かわむらの
日々
正倉院文様小紋の帯合わせ
空気の冷たい今朝は少し雨も降って、その後の晴れ間から覗いた富士山には雪が積もっていました。いよいよ冬の到来ですね。
今日は帯合わせを紹介します。
選んだ着物はこちら。フジモト制作の小紋です。正倉院文様のひとつ、花喰鳥文様を型染と手描きで多層的に表現した一品。小紋とはいえ品格あるこの文様に、帯を数点合わせてみます。
まずは梅垣織物の九寸帯で。梅垣さんの九寸は袋帯にも負けない品格があり、付下げや訪問着にのせても位負けしません。この小石花丸文は、地色も着物と通ずるものがありますし、表された花文は架空のものということで、事物を限定されることがないので心配せずに合わせられます。
続いては、勝山の本綴八寸に醒ヶ井で金描きさした更紗文様。まあこれも違和感なく見られますよね。ちょっとフォーマルに向いてる感もありますけど、しゃれ着としての味もちゃんと感じます。この辺りが、この小紋の帯合わせには大事かなと思うところです。
と言った後ですぐにカジュアルに振れてますが。米沢出羽屋からの一品で米沢織八寸。色と文様のリズムが良いかなと思い選びました。
最後は杉村のすくい織九寸帯。縞ですからね、合う合わないとかないだろうという声が聞こえてきそうですが、うん、その通りですね。合わないわけがないと言った感じですね。ただ、杉村さんのこの一品は適度な光沢もあり、この小紋とはより好相性だなと常々感じていて、それゆえ敢えて取り上げてみたかったのです。

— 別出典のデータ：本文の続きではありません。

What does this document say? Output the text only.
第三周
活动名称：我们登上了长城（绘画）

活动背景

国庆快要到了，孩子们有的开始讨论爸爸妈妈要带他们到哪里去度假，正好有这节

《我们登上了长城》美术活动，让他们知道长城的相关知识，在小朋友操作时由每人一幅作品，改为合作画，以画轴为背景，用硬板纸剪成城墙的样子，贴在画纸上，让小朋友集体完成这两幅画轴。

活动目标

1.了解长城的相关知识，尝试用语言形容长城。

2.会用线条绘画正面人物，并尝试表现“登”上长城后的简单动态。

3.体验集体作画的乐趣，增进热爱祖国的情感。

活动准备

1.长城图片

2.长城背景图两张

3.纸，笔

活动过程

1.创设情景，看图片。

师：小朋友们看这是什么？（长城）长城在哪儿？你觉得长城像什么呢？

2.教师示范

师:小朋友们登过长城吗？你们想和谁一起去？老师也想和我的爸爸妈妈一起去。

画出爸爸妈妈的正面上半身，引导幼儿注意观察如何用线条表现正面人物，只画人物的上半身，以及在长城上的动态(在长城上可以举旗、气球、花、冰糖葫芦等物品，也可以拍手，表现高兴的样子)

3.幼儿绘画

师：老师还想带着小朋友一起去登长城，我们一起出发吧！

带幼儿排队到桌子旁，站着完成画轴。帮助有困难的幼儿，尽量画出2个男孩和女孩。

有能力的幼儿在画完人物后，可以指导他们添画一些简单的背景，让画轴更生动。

悠久のロマンを感じる正倉院文様。しゃれ着としてのテイストを保ちつつ上品に見える組み合わせを目指してみました。いかがでしたでしょうか。
筆者は昔、京都に住んでいた時期があり、その時代にはよく奈良へ足を伸ばしました。「文様の勉強のために正倉院展へ」と言うわけではなく、専ら仲間たちとラーメンを食べに。(天理ラーメンが好きだったので、夜中に車を走らせて片道二時間ほどかけて行きました。)
帰りしな、若い時の好奇心で、夜中の奈良公園などもよく徘徊しました。ある時、人気もない真っ暗な奈良公園に佇んでいると、誰かが僕の背中をノックします。隣にいる友人のイタズラだと思い、「止めろよ」と言うと、友人はキョトンとしています。あれっ?と思い振り向いてみたら、僕の背後で鹿がお辞儀を繰り返していました。
驚いて大きな声で叫ぶと、鹿はそれ以上に驚き飛び上がって逃げていきました。今はどうなっているか知りませんが、当時は夜中でも公園内を鹿が闊歩していたんですね(25年くらい前です)。その鹿は珍しく夜中に人の姿を見て、鹿せんべいを貰えるかと近づいたのでしょう。せんべいどころか一喝をくらい追い返され、悲しい思いをしたことと思います。申し訳ないことをしました。
コロナの影響で観光客が激減し、鹿がせんべいをもらえないというニュースが取り上げられた時期がありました。あれを見るたびに上記の件を思い出し、心がチクチク痛んだものでした。
コロナが収まったらまた奈良に行って、せんべいあげたいですね。ついでに、ではなく今度こそは正倉院展を主目的に行きます。